Saweetie’s ‘Icy’ EP Is A Shallow But Fun Reintroduction To The Viral Star’s Impressive Flow

Warner Bros. Music

Bay Area rapper Saweetie is a microcosm of the music business in the digital era. The 25-year old became a viral sensation behind a slew of Instagram freestyle videos that blew her up far beyond her initial following. With her newfound social media fame came attention from major labels, particularly Warner, whose subsidiary label Atlantic has made a habit of scooping up rising viral rappers like Cardi B and turning them into bigger stars with a formula that ensures success through streaming, live appearances, and strategic placements in movies, commercials, and television shows, riding and building a growing wave of labels finally putting some resources behind female rappers.

This is the arc for seemingly every new rapper these days: Viral fame, label deal, pop stardom. The thing that sets the real apart from the frauds is longevity, and the only thing that guarantees longevity is skill. Hit singles make you hot, but consistency and depth keeps you hot, long after the business stops stoking the flames of your career. Saweetie’s new EP, Icy, is an impressive collection of the former, but doesn’t have enough flashes of the latter to prove that she’ll stick in this industry. It sure is fun to listen to, though, and at this particular stage in her career, that’s probably more important than high-concept, autobiography or introspection. For now, self-mythology is fine.

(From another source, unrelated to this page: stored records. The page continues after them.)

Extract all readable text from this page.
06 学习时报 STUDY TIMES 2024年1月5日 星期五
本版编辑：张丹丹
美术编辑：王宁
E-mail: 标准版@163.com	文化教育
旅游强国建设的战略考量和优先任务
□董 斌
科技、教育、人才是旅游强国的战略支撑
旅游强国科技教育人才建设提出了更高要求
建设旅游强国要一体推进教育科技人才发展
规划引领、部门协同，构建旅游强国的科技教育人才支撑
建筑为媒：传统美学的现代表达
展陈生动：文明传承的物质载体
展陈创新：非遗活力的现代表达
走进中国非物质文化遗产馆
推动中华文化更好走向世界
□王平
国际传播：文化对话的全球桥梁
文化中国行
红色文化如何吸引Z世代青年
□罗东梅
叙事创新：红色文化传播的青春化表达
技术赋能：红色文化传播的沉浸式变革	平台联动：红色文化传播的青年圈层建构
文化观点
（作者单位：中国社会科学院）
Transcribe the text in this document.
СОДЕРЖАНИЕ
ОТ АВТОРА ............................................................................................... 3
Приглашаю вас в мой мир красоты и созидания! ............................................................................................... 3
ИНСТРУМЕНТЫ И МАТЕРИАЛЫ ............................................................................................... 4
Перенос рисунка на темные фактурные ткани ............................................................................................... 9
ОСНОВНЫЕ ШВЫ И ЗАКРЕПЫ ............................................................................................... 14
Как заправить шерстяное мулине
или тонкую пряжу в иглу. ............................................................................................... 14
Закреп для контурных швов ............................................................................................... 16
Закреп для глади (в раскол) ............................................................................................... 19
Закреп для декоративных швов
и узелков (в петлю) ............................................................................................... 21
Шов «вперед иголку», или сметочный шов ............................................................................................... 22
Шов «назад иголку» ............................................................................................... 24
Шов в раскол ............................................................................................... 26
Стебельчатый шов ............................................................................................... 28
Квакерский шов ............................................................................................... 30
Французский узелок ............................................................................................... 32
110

It’s what she’s good at, anyhow, and why her “ICY GRL” freestyle blew up so readily in 2018. Icy, the EP, functions in much the same respect, with Saweetie using her cutting, precise flow to explain just how bossy she is and how much further she’s planning to go. Driven by an all-star production cast that includes Buddah Bless, Hit-Boy, and Murda Beatz, Icy is a fun re-introduction to the element that primarily made Saweetie a star in the first place: Her energetic, confident, and convincingly-delivered rhymes. While the production is a step up from the popular instrumentals she built her reputation on, as well as those of her 2018 debut EP, High Maintenance, the main attraction rhymes her santoku-sharp delivery.

In fact, if anything, it’s improved since 2018’s introductory High Maintenance EP — while her rhyme schemes remain simple but effective, she’s hitting those beats even harder than she ever has, sounding more confident than ever on tracks like “Hot Boy,” where she starts to experiment with the double-time flow that is all the rage right now. On the Petey Pablo-sampling “My Type,” she returns to the well that made her famous, rapping over a London On Da Track reproduction of “Freek-A-Leek,” but this time, her bars are markedly smoother than on “ICY GRL,” which featured a more choppy flow that made some skeptics — including this writer — a little dubious about her potential as an MC.

Those concerns are long gone here, with much more confident and charismatic performances on tracks like “Trick” and “Tip Toes,” the latter of which is one of two tracks featuring Saweetie’s beau, Quavo, who reasserts his position as one of the rap game’s premiere guest stars with a pair of endearing performances that find him in full “supportive boyfriend” mode. He pops up just enough to lend his star power, but hangs back on both “Tip Toes” and “Emotional”, allowing Saweetie to have the majority of the spotlight.

What she does with that spotlight is so important right now. On ICY, she again proves that she has the chops to make it in this game and demonstrates the improvement in technique that will serve to provide the consistency and versatility to hang on in the ever-shifting climate of the streaming era. While her subject matter remains close to the surface, never really digging into anything more heady than nice clothes, nice cars, and balling out with her rapper boyfriend, it’s possible she’s saving those moments for her inevitable full-length album. For now, there’s enough here to appreciate how far she’s come, what she’s capable of, and to stoke anticipation for what she might do with her considerable talent in the future.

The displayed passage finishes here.